Dragon2fly/logger_tt

pytest errors

Closed this issue · 3 comments

While attempting to add tests for #23, I hit a couple of pytest errors:

1: test_inspector is hardcoded to look for D:\pycharm_projects in the exception object. As I am running in a different directory, this test fails.

2: Many different tests use cwd when they should use e.g. os.path.realpath(__file__) instead.

3: Even though the main code works with either pyyaml or ruamel.yaml, test_multiprocessing is hardcoded to use ruamel.yaml - and Murphy's law meant that of course I had only pyyaml installed.

All easily fixed - I'll throw up a PR in a bit.
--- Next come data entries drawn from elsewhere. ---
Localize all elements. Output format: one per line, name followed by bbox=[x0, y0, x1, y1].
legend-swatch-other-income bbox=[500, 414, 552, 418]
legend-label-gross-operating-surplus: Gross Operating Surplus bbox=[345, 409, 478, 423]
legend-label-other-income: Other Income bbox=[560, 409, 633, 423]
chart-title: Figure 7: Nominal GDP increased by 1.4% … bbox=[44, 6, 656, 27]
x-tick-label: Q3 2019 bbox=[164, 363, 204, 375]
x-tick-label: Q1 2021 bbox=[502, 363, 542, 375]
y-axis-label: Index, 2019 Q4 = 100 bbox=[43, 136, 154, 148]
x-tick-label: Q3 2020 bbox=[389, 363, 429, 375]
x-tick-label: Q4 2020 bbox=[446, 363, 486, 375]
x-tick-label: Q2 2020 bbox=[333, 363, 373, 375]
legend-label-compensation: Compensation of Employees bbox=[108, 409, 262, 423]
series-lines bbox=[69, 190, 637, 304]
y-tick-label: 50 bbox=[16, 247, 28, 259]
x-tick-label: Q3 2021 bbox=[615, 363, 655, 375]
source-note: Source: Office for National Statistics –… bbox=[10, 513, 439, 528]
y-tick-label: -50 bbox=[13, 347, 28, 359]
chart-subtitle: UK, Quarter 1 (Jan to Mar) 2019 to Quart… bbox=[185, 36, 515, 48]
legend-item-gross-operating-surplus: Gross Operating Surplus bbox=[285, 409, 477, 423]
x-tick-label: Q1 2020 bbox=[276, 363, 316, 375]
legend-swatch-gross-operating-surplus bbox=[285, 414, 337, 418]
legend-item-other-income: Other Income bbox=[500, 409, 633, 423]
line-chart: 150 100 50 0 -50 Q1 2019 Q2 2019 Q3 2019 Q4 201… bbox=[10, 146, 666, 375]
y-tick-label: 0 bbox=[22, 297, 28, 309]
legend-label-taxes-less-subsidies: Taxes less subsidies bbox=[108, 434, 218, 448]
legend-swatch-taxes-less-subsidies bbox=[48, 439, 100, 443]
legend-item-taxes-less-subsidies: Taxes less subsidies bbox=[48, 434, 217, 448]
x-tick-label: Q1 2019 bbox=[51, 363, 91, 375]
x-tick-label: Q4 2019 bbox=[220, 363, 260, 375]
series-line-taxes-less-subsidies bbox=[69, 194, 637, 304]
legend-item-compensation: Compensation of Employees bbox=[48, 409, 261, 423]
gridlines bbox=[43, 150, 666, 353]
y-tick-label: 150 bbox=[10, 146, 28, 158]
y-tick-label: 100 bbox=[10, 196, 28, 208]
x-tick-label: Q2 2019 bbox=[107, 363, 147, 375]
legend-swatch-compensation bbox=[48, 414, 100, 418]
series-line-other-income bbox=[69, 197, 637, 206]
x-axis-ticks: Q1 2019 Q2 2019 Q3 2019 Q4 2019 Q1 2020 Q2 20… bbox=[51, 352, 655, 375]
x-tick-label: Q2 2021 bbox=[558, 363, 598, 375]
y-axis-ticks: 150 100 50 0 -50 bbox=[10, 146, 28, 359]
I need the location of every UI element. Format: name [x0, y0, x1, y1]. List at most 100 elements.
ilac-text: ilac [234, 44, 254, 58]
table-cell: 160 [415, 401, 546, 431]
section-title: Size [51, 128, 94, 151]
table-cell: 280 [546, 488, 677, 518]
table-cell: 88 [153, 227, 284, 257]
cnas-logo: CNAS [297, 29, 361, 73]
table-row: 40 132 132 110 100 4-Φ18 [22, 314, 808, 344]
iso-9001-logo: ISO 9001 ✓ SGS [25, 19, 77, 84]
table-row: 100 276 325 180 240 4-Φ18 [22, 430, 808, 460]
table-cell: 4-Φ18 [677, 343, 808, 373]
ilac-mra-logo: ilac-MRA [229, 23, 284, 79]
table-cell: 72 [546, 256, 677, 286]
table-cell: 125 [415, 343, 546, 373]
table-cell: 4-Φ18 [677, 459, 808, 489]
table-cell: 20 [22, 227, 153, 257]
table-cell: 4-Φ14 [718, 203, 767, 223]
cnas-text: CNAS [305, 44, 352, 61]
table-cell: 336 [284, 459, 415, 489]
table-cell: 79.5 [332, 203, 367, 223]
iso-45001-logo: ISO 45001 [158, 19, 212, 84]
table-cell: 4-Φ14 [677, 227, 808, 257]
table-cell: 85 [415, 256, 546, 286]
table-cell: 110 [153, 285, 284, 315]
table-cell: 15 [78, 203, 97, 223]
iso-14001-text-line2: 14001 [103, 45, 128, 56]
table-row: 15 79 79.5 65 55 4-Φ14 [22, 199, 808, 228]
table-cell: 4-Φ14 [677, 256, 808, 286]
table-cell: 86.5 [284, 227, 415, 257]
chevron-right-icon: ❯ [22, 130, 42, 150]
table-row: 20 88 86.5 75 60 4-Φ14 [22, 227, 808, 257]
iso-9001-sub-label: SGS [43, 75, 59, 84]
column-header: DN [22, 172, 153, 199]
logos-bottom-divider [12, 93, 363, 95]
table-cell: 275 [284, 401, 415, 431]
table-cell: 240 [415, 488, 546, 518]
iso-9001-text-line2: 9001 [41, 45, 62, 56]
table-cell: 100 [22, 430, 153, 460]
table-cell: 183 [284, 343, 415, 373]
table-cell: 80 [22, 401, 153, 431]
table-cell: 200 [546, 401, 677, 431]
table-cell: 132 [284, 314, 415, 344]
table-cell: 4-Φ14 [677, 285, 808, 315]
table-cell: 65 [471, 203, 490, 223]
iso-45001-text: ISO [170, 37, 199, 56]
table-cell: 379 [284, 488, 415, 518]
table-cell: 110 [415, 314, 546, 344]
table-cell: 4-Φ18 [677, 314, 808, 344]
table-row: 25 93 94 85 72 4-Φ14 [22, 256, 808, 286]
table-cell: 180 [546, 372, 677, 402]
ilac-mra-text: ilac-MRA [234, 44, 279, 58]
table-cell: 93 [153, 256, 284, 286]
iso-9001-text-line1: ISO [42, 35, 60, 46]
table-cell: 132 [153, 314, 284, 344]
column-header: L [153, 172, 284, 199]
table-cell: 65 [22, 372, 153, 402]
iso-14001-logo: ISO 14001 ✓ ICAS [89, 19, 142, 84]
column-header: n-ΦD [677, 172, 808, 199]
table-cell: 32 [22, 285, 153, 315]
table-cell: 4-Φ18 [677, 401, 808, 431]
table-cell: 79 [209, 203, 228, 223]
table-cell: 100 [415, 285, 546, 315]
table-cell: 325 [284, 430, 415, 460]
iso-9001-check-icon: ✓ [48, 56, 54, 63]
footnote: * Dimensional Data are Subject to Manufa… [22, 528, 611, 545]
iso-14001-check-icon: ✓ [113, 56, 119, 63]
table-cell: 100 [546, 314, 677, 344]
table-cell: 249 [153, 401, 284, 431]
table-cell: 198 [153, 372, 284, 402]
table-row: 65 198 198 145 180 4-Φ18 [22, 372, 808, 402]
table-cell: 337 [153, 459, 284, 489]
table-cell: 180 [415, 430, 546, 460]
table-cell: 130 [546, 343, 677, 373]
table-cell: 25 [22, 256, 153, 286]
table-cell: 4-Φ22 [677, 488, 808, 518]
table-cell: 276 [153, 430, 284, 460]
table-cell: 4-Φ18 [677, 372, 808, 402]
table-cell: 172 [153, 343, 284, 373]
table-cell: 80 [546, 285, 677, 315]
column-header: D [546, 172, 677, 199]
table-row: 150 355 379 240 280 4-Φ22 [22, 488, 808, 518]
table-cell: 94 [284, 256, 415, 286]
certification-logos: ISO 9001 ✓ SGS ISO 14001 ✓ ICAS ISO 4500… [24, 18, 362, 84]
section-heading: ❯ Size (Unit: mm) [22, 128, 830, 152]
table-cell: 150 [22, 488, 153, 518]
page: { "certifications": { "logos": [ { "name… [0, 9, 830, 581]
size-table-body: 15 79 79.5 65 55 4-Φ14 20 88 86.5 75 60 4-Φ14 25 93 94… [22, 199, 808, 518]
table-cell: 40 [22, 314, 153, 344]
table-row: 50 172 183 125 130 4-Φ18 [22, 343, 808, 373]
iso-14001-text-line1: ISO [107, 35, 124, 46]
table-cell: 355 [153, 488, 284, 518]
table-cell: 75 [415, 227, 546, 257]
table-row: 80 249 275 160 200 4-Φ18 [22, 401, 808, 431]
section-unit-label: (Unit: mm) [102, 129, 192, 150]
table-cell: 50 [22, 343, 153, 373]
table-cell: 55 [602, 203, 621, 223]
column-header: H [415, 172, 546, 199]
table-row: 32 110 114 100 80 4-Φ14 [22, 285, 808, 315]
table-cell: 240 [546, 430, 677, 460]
Don't know where this project falls on the sliding scale between 'a billion tiny PRs' and 'one huge PR'.

1 is fixed by #25

Thanks for your finding.

1: test_inspector is hardcoded to look for D:\pycharm_projects in the exception object. As I am running in a different directory, this test fails.

Sorry, I was in a hurry at that time so I left it as is. Should have used regex instead.

2: Many different tests use cwd when they should use e.g. os.path.realpath(file) instead.

Pytest is invoked inside that tests directory, so Path.cwd() is fine.
The longer version if needed, will be Path(__file__).parent.
The reason for cwd is the tests directory is that some tests need to call the external py files, which are in the same directory.
So using the tests directory as cwd made writing tests easier.
If there is a reason for using os.path.realpath(__file__), please let me know.

3: Even though the main code works with either pyyaml or ruamel.yaml, test_multiprocessing is hardcoded to use ruamel.yaml - and Murphy's law meant that of course I had only pyyaml installed.

Yeah, I should have rewritten that better. But since the ruamel.yaml was supported later, I just used it over pyyaml.

Pytest is invoked inside that tests directory, so Path.cwd() is fine.

It works if you invoke pytest inside the tests directory, yes.

pytest 'normally' also works if you invoke it in the project base directory. Notably, this is the default behavior for pytest in vscodium, which breaks test discovery.